第938回
人間の深層心理に迫る必要があります
私が新日鉄の八幡製鉄所で
新規の事業を考えださなければならないとき
「老齢化」の流れに目をつけて、
生活面のサービスを提供する会社をつくりましたが、
その試みは失敗でした。
このことで頭を抱えてしまい、
途方に暮れてしまいましたが、
そんな私の頭に、ずいぶん前に読んだ
邱さんの文章が浮かんできました。
「年をとったらデパートの隣のマンションに住もう」
という趣旨の次の文章です。
「子供たちが皆それぞれ独立して、
じいさん、ばあさんだけになって、
お手伝いさんもいないようになったら、
そのときはどうすればよいか、
いろいろ検討した末に私たちが出した結論は
『デパートの隣のマンションに住むことだ』
ということになった。
デパートの隣のマンションなら
買い物には便利である。
また同じマンションの中に、
医者も歯医者も弁護士も代書屋もいる。
今日はなんとなく食事の用意がしたくないなあと思えば、
ドンと足で鉄の扉を蹴って戸じまりをすれば、
その足でデパートの食堂に出かけることもできる。
『おばあさんや。
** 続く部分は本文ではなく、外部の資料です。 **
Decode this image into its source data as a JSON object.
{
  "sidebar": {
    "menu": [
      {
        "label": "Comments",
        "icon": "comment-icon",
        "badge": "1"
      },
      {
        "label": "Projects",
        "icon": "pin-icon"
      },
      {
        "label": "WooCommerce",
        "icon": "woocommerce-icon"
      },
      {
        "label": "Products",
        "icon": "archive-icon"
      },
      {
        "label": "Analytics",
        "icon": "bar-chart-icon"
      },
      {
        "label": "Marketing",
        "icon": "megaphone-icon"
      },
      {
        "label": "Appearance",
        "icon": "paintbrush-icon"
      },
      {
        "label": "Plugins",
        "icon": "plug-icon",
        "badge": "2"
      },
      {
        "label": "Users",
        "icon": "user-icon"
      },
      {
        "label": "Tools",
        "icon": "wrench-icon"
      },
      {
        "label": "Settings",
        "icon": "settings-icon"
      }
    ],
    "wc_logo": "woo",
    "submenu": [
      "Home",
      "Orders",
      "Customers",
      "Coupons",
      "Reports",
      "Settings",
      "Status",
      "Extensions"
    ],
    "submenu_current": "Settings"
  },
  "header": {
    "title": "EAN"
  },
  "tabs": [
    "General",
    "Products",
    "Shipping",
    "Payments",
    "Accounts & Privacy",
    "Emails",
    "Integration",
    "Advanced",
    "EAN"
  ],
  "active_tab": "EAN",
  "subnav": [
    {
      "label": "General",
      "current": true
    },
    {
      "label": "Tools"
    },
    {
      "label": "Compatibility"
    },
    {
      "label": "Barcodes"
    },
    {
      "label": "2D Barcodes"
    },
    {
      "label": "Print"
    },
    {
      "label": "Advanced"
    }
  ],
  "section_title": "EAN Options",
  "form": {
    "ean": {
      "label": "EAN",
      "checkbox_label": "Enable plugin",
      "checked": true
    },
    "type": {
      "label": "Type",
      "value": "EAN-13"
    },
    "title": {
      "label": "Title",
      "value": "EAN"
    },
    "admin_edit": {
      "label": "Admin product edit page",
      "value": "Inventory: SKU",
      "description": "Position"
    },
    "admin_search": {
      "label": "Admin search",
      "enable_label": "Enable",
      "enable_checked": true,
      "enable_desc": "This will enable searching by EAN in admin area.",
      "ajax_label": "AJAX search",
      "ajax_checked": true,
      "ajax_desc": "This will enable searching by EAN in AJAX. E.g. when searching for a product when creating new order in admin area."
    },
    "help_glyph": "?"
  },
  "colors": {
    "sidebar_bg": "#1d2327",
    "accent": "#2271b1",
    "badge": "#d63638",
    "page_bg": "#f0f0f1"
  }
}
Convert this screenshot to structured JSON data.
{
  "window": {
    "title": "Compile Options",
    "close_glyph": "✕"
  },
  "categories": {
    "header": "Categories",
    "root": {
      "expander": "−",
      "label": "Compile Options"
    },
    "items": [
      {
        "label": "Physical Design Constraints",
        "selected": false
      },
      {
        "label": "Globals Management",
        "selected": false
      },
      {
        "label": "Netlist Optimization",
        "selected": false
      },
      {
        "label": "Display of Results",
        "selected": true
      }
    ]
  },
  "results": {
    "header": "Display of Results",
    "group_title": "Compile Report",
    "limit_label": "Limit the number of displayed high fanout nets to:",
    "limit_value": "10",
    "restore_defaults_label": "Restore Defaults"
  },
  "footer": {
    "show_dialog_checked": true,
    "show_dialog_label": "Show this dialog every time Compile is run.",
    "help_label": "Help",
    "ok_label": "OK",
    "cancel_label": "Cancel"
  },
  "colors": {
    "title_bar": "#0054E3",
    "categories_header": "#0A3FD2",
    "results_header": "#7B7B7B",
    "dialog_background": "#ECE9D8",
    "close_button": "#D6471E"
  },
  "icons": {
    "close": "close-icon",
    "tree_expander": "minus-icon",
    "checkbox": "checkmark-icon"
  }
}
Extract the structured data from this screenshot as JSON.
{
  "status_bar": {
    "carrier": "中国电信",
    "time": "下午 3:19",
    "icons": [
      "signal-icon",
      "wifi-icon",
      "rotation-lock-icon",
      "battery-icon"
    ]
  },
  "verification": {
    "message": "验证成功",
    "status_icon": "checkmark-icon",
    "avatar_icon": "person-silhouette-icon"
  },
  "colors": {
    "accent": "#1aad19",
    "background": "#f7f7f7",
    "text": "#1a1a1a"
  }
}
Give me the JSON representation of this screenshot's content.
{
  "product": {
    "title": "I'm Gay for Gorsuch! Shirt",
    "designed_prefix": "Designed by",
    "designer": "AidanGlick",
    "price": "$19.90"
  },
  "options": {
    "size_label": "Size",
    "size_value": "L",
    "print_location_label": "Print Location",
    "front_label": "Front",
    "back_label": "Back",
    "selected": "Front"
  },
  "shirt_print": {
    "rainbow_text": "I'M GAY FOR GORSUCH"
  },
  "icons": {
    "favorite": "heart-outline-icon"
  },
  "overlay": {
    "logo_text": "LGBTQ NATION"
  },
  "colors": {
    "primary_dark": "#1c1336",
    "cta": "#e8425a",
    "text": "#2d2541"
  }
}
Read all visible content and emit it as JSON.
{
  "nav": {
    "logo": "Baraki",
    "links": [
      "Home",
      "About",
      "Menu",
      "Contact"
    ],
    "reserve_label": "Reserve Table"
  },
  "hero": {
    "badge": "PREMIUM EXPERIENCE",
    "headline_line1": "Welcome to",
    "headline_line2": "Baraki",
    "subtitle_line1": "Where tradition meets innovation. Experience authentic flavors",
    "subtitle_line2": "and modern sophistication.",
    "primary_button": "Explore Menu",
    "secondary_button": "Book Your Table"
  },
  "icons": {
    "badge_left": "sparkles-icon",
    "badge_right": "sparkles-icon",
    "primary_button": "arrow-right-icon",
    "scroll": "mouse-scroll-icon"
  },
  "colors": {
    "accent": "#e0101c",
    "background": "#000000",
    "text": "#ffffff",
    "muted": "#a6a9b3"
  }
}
今日は和食にしようか、
それとも洋食にしようか』
なにしろデパートの食堂だから、
そばでもマカロニ・グラタンでも
何でもお望みのものがある。
金がなければもちろん駄目だが、
その点の用意もちゃんとしておいた上に、
クレジット・カードをもっておれば、
その場で現金を払わなくても
好きなものが食べられる。
しかし、外食ばかりしていると
すぐ飽きがくるから、
ときどきは自炊もする。
デパートの食料品は高いといっても、
年寄りは食も細いから、
そう金はかからないだろう。
というわけで、
デパートの隣に家を買おうといって、
私たちは本当に、渋谷の西武デパートから
55メートルしか離れていないところのマンションを買った。
それも二部屋買って、一部屋貸せば、
もう一部屋で暮して行けるだけの収入があるようにしておいた。
『これで安心して年がとれるよ』などといってみても、
私たちはまだ40代だから
自分でつくった老人ホームに入るにはまだ早すぎる。
家の機能は年代によっても違うのである。」
(『金とヒマの研究』昭和47年)
この文章を読んだとき、
ここには年をとった人間の
心の奥底に潜んでいる願望が
描かれていると思いました。
この文章が、時をへて
私の脳裏に浮かんできたのです。